Нюшка будто бы заплакала и бросилась обнимать. Тогда и жена заплакала, и они обе плакали на плече друг у дружки. Что-то одновременно говорили. Но что именно, передать в подробности жена не могла, потому что она сама больше говорила, чем слушала.
Не успели мы успокоиться от такого события, вернее, от такого поворота событий, как Нюшка появилась на нашем пороге. В руках она держала большое решето, полное отборного репчатого лука.
Значит, мелькнуло у меня, пружина пошла раскручиваться в другую сторону, и тоже, как ни странно, по нарастающей: мы ей – пачку дрожжей, она нам – решето лука; мы ей в другой раз – дорогой торт, она нам – ощипанную утку; мы ей – отрез на платье, она нам – целого поросенка; мы ей – кровельное железо, она предложит разобрать перегородки в доме… фантазия моя и тут убежала слишком далеко.

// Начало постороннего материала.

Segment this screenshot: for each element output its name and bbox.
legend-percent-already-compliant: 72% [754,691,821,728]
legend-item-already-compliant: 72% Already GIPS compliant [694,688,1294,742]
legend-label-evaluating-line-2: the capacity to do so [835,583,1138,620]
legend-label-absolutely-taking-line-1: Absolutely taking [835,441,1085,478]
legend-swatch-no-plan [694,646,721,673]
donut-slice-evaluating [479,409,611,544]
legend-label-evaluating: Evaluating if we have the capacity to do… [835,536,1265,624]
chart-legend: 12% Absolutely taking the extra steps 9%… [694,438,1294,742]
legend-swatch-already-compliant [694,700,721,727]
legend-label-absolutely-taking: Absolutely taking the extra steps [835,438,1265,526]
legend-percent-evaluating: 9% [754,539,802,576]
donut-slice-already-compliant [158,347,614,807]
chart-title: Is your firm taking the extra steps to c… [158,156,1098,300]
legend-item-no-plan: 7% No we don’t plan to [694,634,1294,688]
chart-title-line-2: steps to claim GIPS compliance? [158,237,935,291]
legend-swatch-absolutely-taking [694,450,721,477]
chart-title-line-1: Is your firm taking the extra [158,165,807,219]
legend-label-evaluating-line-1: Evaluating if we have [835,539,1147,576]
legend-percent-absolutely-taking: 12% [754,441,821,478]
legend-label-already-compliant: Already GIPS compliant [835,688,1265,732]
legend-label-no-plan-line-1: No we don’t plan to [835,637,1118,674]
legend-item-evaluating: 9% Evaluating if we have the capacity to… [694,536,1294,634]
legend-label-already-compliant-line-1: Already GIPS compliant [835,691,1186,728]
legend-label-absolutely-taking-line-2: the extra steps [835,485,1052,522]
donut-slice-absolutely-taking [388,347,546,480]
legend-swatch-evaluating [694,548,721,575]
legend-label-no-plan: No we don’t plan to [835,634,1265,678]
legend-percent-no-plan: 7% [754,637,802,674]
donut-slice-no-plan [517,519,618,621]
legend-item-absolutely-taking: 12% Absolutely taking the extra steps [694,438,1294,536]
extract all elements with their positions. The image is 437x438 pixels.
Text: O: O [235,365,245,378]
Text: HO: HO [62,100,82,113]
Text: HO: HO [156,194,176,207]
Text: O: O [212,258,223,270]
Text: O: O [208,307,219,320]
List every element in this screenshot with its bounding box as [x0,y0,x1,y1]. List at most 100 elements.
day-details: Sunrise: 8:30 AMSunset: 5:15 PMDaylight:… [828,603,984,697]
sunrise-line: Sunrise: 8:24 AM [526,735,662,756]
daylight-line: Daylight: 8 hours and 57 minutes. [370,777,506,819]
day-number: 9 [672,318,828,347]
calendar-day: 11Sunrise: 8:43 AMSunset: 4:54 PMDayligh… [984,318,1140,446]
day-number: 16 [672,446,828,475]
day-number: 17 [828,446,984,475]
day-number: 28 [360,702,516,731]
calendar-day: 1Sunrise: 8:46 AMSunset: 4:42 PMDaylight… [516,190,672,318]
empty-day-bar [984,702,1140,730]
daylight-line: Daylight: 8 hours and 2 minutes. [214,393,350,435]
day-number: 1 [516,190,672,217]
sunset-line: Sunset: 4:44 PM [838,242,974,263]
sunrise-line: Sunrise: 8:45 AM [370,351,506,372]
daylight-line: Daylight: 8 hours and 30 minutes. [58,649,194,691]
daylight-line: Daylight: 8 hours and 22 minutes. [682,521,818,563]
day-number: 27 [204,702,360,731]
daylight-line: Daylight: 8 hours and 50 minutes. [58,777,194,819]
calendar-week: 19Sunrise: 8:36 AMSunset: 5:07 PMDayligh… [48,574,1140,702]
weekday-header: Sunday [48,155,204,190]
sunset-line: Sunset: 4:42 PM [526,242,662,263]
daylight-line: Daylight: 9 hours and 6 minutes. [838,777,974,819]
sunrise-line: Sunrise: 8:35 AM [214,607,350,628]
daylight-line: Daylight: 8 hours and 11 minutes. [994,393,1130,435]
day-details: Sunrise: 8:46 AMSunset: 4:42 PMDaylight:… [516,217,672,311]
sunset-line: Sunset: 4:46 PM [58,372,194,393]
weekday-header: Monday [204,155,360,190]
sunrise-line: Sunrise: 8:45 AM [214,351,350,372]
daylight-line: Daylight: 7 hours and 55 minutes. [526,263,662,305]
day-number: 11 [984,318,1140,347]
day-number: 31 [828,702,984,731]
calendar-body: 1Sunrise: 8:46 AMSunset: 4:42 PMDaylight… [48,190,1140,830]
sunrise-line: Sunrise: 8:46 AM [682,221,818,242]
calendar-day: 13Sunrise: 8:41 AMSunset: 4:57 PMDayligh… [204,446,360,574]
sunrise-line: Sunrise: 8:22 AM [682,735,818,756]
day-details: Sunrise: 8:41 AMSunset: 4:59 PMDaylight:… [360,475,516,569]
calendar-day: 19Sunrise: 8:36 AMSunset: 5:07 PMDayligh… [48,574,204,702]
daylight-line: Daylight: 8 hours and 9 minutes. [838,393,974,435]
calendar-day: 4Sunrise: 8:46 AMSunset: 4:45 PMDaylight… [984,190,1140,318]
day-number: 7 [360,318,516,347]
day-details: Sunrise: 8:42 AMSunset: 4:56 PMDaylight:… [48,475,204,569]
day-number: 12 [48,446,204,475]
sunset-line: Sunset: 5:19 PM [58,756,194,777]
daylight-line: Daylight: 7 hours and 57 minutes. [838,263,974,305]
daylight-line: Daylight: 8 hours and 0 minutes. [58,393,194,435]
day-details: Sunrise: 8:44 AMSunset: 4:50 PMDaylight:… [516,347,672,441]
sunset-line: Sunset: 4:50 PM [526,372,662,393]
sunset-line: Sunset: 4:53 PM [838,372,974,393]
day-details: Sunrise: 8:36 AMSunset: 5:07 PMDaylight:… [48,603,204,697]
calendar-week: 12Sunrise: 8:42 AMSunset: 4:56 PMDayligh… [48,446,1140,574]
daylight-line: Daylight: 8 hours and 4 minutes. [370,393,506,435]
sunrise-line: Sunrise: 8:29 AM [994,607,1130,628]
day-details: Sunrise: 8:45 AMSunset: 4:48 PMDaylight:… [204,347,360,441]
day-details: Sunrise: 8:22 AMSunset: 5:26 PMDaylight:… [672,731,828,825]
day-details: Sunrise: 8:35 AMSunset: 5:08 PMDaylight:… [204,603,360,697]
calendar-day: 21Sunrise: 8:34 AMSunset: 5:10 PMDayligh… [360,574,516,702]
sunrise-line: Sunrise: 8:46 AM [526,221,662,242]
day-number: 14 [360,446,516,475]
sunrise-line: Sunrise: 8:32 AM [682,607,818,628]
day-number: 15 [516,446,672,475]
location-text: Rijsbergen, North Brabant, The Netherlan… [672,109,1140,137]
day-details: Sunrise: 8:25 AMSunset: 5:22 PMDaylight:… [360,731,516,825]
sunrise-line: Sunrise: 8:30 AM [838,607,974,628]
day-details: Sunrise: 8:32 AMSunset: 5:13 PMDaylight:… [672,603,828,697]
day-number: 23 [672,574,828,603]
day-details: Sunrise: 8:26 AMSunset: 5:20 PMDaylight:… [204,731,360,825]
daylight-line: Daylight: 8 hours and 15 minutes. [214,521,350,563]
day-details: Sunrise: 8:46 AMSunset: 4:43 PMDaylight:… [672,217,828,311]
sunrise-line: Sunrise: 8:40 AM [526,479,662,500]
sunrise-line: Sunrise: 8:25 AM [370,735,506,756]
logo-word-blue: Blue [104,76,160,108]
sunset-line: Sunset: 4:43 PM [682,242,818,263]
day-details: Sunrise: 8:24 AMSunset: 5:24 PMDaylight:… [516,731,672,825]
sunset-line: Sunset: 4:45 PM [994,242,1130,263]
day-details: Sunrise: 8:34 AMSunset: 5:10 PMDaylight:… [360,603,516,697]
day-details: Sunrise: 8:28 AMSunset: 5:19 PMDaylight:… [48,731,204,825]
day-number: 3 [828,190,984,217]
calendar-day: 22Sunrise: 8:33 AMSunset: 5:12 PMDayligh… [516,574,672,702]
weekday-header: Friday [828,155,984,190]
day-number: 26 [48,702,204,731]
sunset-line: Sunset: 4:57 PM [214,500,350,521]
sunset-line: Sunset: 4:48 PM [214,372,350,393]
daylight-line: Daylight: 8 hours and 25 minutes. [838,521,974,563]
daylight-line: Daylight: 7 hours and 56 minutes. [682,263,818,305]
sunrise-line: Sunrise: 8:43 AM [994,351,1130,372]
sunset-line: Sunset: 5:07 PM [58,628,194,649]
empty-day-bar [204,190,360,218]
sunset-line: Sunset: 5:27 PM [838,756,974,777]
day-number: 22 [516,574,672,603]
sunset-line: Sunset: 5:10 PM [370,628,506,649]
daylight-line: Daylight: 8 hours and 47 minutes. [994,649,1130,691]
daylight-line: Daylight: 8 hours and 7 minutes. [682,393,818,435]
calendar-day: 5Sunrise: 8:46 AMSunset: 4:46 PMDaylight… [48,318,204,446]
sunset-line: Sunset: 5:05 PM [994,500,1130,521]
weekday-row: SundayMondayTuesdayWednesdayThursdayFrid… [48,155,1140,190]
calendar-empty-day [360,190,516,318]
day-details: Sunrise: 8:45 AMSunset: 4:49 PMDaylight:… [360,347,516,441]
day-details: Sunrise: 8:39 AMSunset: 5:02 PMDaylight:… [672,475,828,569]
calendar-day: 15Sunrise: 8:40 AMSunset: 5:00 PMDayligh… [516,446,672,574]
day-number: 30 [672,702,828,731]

Мне не хотелось бы рассказывать, сколько еще потом было у нас до осени неприятностей с нашей соседкой и какие слова говорил про нее дядя Павел, приходивший к нам отвести душу. Все это потом было и, вероятно, было бы снова, если бы мы решили еще раз навестить ту деревню.
Но все же я никогда не забуду сияющих глаз моей жены, возвратившейся от Нюшки, и саму Нюшку, робко стоящую на нашем пороге с большим решетом отборного репчатого лука.
1966
Время течет и вымывает из памяти сначала более легкие впечатления, а потом добирается до основных и тяжелых. Согласен, что самое тяжелое останется на дне и, может быть, даже не шелохнется, но хорошо, когда оно предстает постороннему глазу в оправе сопутствующих ему в действительной жизни впечатлений. Лучше цельный и стройный колос (хотя он наполовину мякина), чем просто горстка зерен. Есть у меня в памяти между прочих такой колос, и одно из зерен в нем – золотое.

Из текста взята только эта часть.